Lawmakers Wrestle With Plans To Cut Medicare Costs
MICHELE NORRIS, host:
From NPR News, this is ALL THINGS CONSIDERED. I'm Michele Norris.
ROBERT SIEGEL, host:
And I'm Robert Siegel.
An ABC-Washington Post poll released this week shows most Americans want to keep Medicare just as it is. But if controlling the deficit is a priority, that is just not an option.
As NPR's Scott Horsley reports, policymakers wrestling with plans to slash the debt aren't debating whether to change the health care system for seniors but how it should change.
SCOTT HORSLEY: Tinkering with Medicare has always been politically risky. Just ask Republican House members who voted last week to make big changes in the plan for future retirees. Ten GOP lawmakers are already being targeted with radio ads like this one.
(Soundbite of radio ad)
Unidentified Man: It puts the squeeze on Wisconsin families and will end Medicare as we know it. Wisconsin families should all be squealing about what Sean Duffy is trying to do.

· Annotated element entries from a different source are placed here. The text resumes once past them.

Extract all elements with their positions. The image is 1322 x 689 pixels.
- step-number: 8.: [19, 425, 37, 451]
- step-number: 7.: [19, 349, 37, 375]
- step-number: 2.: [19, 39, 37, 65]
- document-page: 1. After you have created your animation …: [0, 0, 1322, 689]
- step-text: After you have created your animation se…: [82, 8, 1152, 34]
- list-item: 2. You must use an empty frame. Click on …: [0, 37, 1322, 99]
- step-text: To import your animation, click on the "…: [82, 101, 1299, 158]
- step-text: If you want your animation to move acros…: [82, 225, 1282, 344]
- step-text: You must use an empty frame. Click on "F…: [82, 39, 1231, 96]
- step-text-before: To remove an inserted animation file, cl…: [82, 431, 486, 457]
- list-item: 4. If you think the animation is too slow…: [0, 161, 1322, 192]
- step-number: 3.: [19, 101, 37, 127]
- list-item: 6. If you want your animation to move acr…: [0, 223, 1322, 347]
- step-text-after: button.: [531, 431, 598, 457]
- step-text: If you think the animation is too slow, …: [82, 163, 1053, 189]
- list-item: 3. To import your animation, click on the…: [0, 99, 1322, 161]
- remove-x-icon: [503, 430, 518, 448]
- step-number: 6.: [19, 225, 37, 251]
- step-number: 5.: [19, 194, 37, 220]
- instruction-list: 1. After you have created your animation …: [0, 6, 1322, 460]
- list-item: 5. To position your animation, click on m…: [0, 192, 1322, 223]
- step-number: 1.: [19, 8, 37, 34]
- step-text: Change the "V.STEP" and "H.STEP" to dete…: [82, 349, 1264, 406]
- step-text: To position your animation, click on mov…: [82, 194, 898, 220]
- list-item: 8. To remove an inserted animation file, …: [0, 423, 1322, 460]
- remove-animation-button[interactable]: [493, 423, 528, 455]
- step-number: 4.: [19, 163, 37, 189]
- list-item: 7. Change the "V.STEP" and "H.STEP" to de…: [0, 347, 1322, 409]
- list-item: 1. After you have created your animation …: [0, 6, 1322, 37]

(Soundbite of squealing pig)
HORSLEY: The House Republican plan would dramatically change Medicare for people under 55. Instead of guaranteed health benefits when they retire, they'd receive a government subsidy to buy private insurance. Those subsidies would increase only at the rate of inflation. So if health care costs continue to go up faster, seniors themselves would have to make up the difference.
President Obama has criticized this proposal. But he's calling for his own changes to prevent Medicare from hogging more and more of the federal budget.

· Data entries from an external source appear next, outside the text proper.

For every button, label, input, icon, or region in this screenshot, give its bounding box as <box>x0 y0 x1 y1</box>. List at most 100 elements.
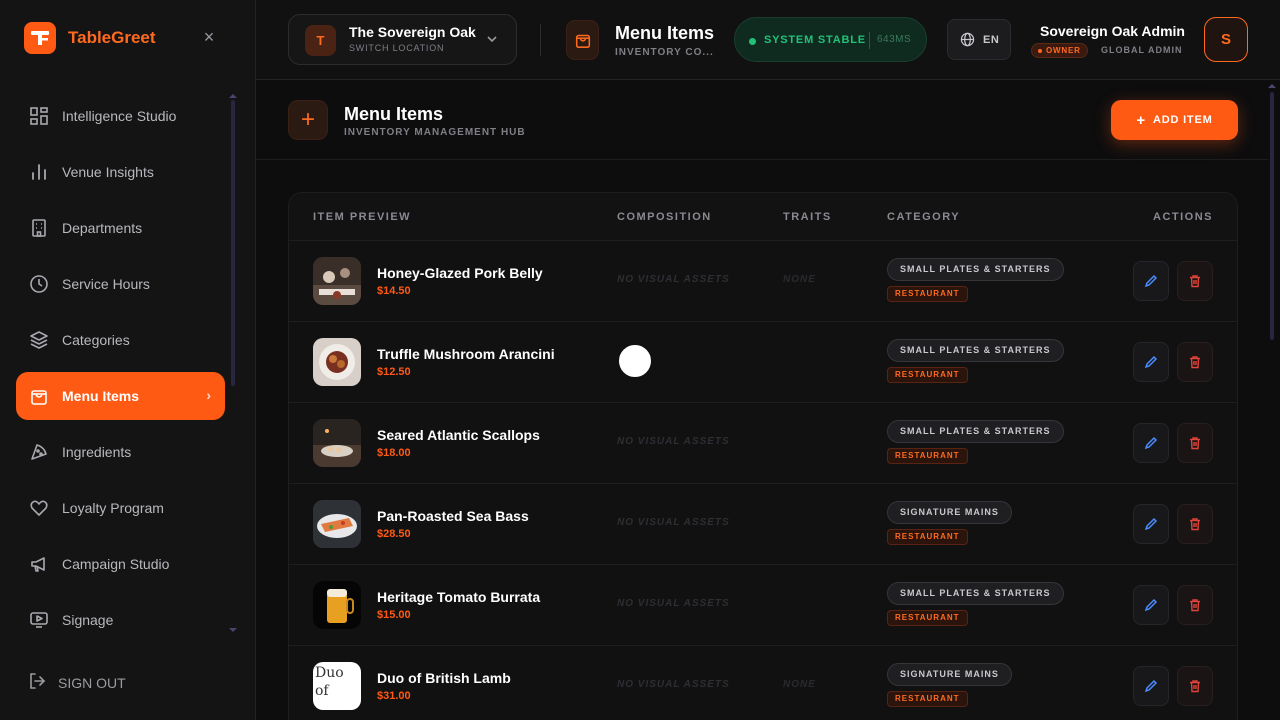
composition-empty: NO VISUAL ASSETS <box>617 436 730 447</box>
sidebar-item-intelligence-studio[interactable]: Intelligence Studio <box>16 92 225 140</box>
add-item-button[interactable]: + ADD ITEM <box>1111 100 1238 140</box>
sidebar-item-venue-insights[interactable]: Venue Insights <box>16 148 225 196</box>
item-price: $12.50 <box>377 366 411 378</box>
item-thumbnail <box>313 338 361 386</box>
composition-empty: NO VISUAL ASSETS <box>617 598 730 609</box>
table-row[interactable]: Pan-Roasted Sea Bass $28.50 NO VISUAL AS… <box>289 484 1237 565</box>
category-pill: SMALL PLATES & STARTERS <box>887 258 1064 281</box>
item-price: $18.00 <box>377 447 411 459</box>
column-header-item-preview: ITEM PREVIEW <box>313 211 412 223</box>
section-title: Menu Items <box>344 104 444 124</box>
menu-items-table: ITEM PREVIEW COMPOSITION TRAITS CATEGORY… <box>288 192 1238 720</box>
item-name: Pan-Roasted Sea Bass <box>377 508 529 524</box>
sidebar-scrollbar[interactable] <box>231 100 235 386</box>
content-scrollbar[interactable] <box>1270 92 1274 340</box>
pencil-icon <box>1144 679 1158 693</box>
type-badge: RESTAURANT <box>887 691 968 707</box>
status-label: SYSTEM STABLE <box>764 34 866 46</box>
pencil-icon <box>1144 274 1158 288</box>
language-label: EN <box>983 34 1000 46</box>
table-row[interactable]: Seared Atlantic Scallops $18.00 NO VISUA… <box>289 403 1237 484</box>
grid-icon <box>28 105 50 127</box>
table-row[interactable]: Truffle Mushroom Arancini $12.50 SMALL P… <box>289 322 1237 403</box>
item-thumbnail <box>313 500 361 548</box>
sidebar-item-label: Service Hours <box>62 276 150 292</box>
sidebar-nav: Intelligence Studio Venue Insights Depar… <box>16 92 225 652</box>
page-title: Menu Items <box>615 23 715 43</box>
heart-icon <box>28 497 50 519</box>
item-thumbnail <box>313 419 361 467</box>
delete-button[interactable] <box>1177 342 1213 382</box>
sidebar-item-menu-items[interactable]: Menu Items › <box>16 372 225 420</box>
sidebar: TableGreet × Intelligence Studio Venue I… <box>0 0 256 720</box>
display-icon <box>28 609 50 631</box>
section-header: + Menu Items INVENTORY MANAGEMENT HUB + … <box>256 80 1268 160</box>
item-thumbnail: Duo of <box>313 662 361 710</box>
category-pill: SIGNATURE MAINS <box>887 501 1012 524</box>
delete-button[interactable] <box>1177 423 1213 463</box>
sidebar-item-label: Menu Items <box>62 388 140 404</box>
edit-button[interactable] <box>1133 261 1169 301</box>
edit-button[interactable] <box>1133 342 1169 382</box>
brand-logo <box>24 22 56 54</box>
sidebar-item-service-hours[interactable]: Service Hours <box>16 260 225 308</box>
sidebar-item-campaign-studio[interactable]: Campaign Studio <box>16 540 225 588</box>
brand-name: TableGreet <box>68 28 156 47</box>
sidebar-item-categories[interactable]: Categories <box>16 316 225 364</box>
column-header-traits: TRAITS <box>783 211 832 223</box>
top-bar: T The Sovereign Oak SWITCH LOCATION Menu… <box>256 0 1280 80</box>
delete-button[interactable] <box>1177 504 1213 544</box>
item-price: $14.50 <box>377 285 411 297</box>
sidebar-item-signage[interactable]: Signage <box>16 596 225 644</box>
trash-icon <box>1190 599 1200 612</box>
sidebar-scroll-down[interactable] <box>229 628 237 632</box>
delete-button[interactable] <box>1177 666 1213 706</box>
type-badge: RESTAURANT <box>887 529 968 545</box>
delete-button[interactable] <box>1177 585 1213 625</box>
table-row[interactable]: Duo of Duo of British Lamb $31.00 NO VIS… <box>289 646 1237 720</box>
sidebar-item-label: Loyalty Program <box>62 500 164 516</box>
traits-none: NONE <box>783 274 816 285</box>
sidebar-item-label: Venue Insights <box>62 164 154 180</box>
table-row[interactable]: Heritage Tomato Burrata $15.00 NO VISUAL… <box>289 565 1237 646</box>
composition-empty: NO VISUAL ASSETS <box>617 517 730 528</box>
brand[interactable]: TableGreet <box>24 22 156 54</box>
close-icon[interactable]: × <box>200 28 218 46</box>
edit-button[interactable] <box>1133 585 1169 625</box>
logout-icon <box>28 672 46 693</box>
trash-icon <box>1190 518 1200 531</box>
sidebar-item-ingredients[interactable]: Ingredients <box>16 428 225 476</box>
table-header: ITEM PREVIEW COMPOSITION TRAITS CATEGORY… <box>289 193 1237 241</box>
trash-icon <box>1190 356 1200 369</box>
edit-button[interactable] <box>1133 423 1169 463</box>
type-badge: RESTAURANT <box>887 448 968 464</box>
composition-empty: NO VISUAL ASSETS <box>617 274 730 285</box>
edit-button[interactable] <box>1133 666 1169 706</box>
megaphone-icon <box>28 553 50 575</box>
content-scroll-up[interactable] <box>1268 84 1276 88</box>
edit-button[interactable] <box>1133 504 1169 544</box>
table-row[interactable]: Honey-Glazed Pork Belly $14.50 NO VISUAL… <box>289 241 1237 322</box>
user-name: Sovereign Oak Admin <box>1040 23 1185 39</box>
trash-icon <box>1190 275 1200 288</box>
pencil-icon <box>1144 355 1158 369</box>
item-price: $15.00 <box>377 609 411 621</box>
location-badge: T <box>305 25 336 56</box>
item-price: $28.50 <box>377 528 411 540</box>
location-switcher[interactable]: T The Sovereign Oak SWITCH LOCATION <box>288 14 517 65</box>
language-selector[interactable]: EN <box>947 19 1011 60</box>
status-dot <box>749 38 756 45</box>
pencil-icon <box>1144 517 1158 531</box>
delete-button[interactable] <box>1177 261 1213 301</box>
avatar[interactable]: S <box>1204 17 1248 62</box>
sidebar-item-departments[interactable]: Departments <box>16 204 225 252</box>
sidebar-scroll-up[interactable] <box>229 94 237 98</box>
sign-out-button[interactable]: SIGN OUT <box>28 672 126 693</box>
brand-logo-icon <box>31 31 49 45</box>
latency-value: 643MS <box>877 34 912 45</box>
composition-asset-thumbnail[interactable] <box>617 343 653 379</box>
sidebar-item-loyalty-program[interactable]: Loyalty Program <box>16 484 225 532</box>
plus-icon: + <box>1136 111 1146 129</box>
chevron-down-icon <box>486 33 498 48</box>
item-name: Honey-Glazed Pork Belly <box>377 265 543 281</box>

(Soundbite of squealing pig)
HORSLEY: Mr. Obama's plan relies heavily on an expert advisory board to keep Medicare costs from growing much faster than the overall economy.
Robert Reischauer, who used to direct the Congressional Budget Office, says if the government did that strictly by limiting payments to doctors, Medicare recipients might not notice - at first.
Mr. ROBERT REISCHAUER (Economist): The question is for how long? At some point, when you begin chipping away at the payments to providers, providers are going to be less and less willing to serve Medicare patients.
HORSLEY: Mr. Obama hopes to avoid that by giving the expert board the power to make bigger changes. Instead of just paying doctors less for the same work, doctors could be paid differently, with incentives to skip unnecessary procedures. Some health care economists see promise in this idea.
But Gail Wilensky, who advised both Congress and President Bush on health care, says many lawmakers are wary.
Ms. GAIL WILENSKY (John M. Olin Senior Fellow, Project HOPE): A lot of members of Congress are uneasy about delegating that much power and authority to a group that, once appointed, is not accountable to anyone.
HORSLEY: A third plan for addressing the deficit comes from the president's fiscal commission and serves as the starting point for a bipartisan group of senators known as the Gang of Six. The gang may release its own blueprint soon.
The fiscal commission's plan would revise Medicare's cost-sharing rules, so seniors pay more out of pocket for health care - as much as $7,500. That would not only cut the government's share of the cost, but, in theory at least, it would make seniors more invested as they shop around for health care.
Dr. AMAL TRIVEDI (Brown University Medical School): The idea behind seniors having more skin in the game is that they will become knowledgeable consumers and cut back on discretionary health services and still use all the services that are valuable in terms of improving health.
HORSLEY: But Amal Trivedi of Brown University Medical School says that's easier said than done. Trivedi and his colleagues looked at what happened to seniors in private Medicare plans when they faced higher co-payments for doctor visits. As expected, the seniors went to the doctor less often. But the savings were penny-wise and pound-foolish, because those seniors wound up hospitalized more often.
Trivedi says in health care, finding the fat is tricky, even for the smartest consumer.
Dr. TRIVEDI: You know, I'm a physician. And it's hard for me to figure out what's valuable and what is unlikely to help patients. I can't imagine a senior with multiple chronic conditions trying to figure out what's discretionary and what's valuable.
HORSLEY: But figuring that out is exactly the challenge the country now faces as it tries to preserve what's valuable about Medicare while cutting where possible to avoid breaking the bank.
The president, House Republicans and maybe the Senate's Gang of Six all have different ideas about who should make those choices and how.
Scott Horsley, NPR News, Washington.